Roman latrines
The Romans introduced latrines across the empire, but still spread parasites Craig Taylor

Despite their sanitation inventions, the Romans still had a lot of intestinal parasites – even more than the ages before them. Archaeological research shows that despite the introduction of latrines (toilets) and washing facilities, intestinal worms were still a huge problem in Rome and across the empire.

Research has shown that whipworm, roundworm and dysentery did not decrease in number during Roman times, even though it is widely understood they were a particularly hygienic people. Fish tapeworm eggs were very widespread, with even bigger numbers than the Bronze Age and the Iron Age.

"I expected to see a drop in the number of [parasites] following the introduction of Roman latrines and sewers, but there was no evidence of such a drop in the archaeological data," Piers Mitchell, the lead author of the report, told IBTimes UK. "However, one interesting finding from this study was that fish tapeworm seems to have increased its geographic distribution during the Roman Period, from two countries in the Bronze and Iron Age, to six countries in the Roman Period."
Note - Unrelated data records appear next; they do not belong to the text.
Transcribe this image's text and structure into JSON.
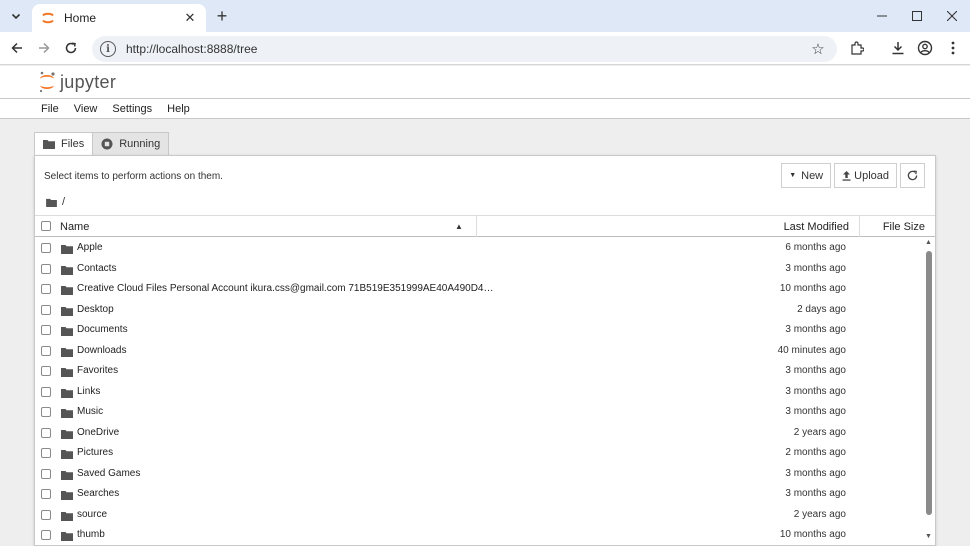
{
  "browser": {
    "tab_title": "Home",
    "url": "http://localhost:8888/tree"
  },
  "app": {
    "logo_text": "jupyter",
    "accent_color": "#f37626"
  },
  "menu": [
    "File",
    "View",
    "Settings",
    "Help"
  ],
  "panel_tabs": {
    "files": "Files",
    "running": "Running"
  },
  "toolbar": {
    "hint": "Select items to perform actions on them.",
    "new_label": "New",
    "upload_label": "Upload",
    "refresh_icon": "refresh-icon"
  },
  "breadcrumb": {
    "path": "/"
  },
  "columns": {
    "name": "Name",
    "last_modified": "Last Modified",
    "file_size": "File Size"
  },
  "items": [
    {
      "name": "Apple",
      "modified": "6 months ago"
    },
    {
      "name": "Contacts",
      "modified": "3 months ago"
    },
    {
      "name": "Creative Cloud Files Personal Account ikura.css@gmail.com 71B519E351999AE40A490D4…",
      "modified": "10 months ago"
    },
    {
      "name": "Desktop",
      "modified": "2 days ago"
    },
    {
      "name": "Documents",
      "modified": "3 months ago"
    },
    {
      "name": "Downloads",
      "modified": "40 minutes ago"
    },
    {
      "name": "Favorites",
      "modified": "3 months ago"
    },
    {
      "name": "Links",
      "modified": "3 months ago"
    },
    {
      "name": "Music",
      "modified": "3 months ago"
    },
    {
      "name": "OneDrive",
      "modified": "2 years ago"
    },
    {
      "name": "Pictures",
      "modified": "2 months ago"
    },
    {
      "name": "Saved Games",
      "modified": "3 months ago"
    },
    {
      "name": "Searches",
      "modified": "3 months ago"
    },
    {
      "name": "source",
      "modified": "2 years ago"
    },
    {
      "name": "thumb",
      "modified": "10 months ago"
    }
  ]
}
Mitchell, from the University of Cambridge, suggested the rise in fish tapeworms are associated to the Roman culinary habits. In particular, their love for the sauce called "garum".

Garum was not cooked and was instead allowed to ferment in the sun. It was also shipped across the entire empire, which at its maximum, stretched five million kilometres; the equivalent of running a marathon 119,000 times consecutively.

"The manufacture of fish sauce and its trade across the empire in sealed jars would have allowed the spread of the fish tapeworm parasite from endemic areas of northern Europe to all people across the empire," said Mitchell. "This appears to be a good example of the negative health consequences of conquering an empire."

Fish tapeworm egg
Scientists found fish tapeworm eggs as far as Turkey Piers Mitchell

The research, published in Parasitology, also speculates on why other parasites did not decrease in number. It suggests the warm, communal baths may have a large role to play in spreading the worms. The water in the baths was not changed very often, and dirt would be allowed to build up on the surface.

The use of human faeces as crop fertiliser may have spread parasites, too. While excrement is beneficial for plants, it has to be composted for months before being applied to field – or risk spreading nasty parasites.

Researchers aim to build on this study by investigating the abundance of parasites across the world, through time.

Mitchell said: "I am interested in studying infectious diseases in different cultures right throughout human history, in order to discover which aspects of past lifestyle affected the risk of contracting infections in our ancestors.

"I currently have a number of interesting projects under way looking at archaeological evidence for parasite infections at a range of Roman sites, and also in historic and prehistory populations around the world."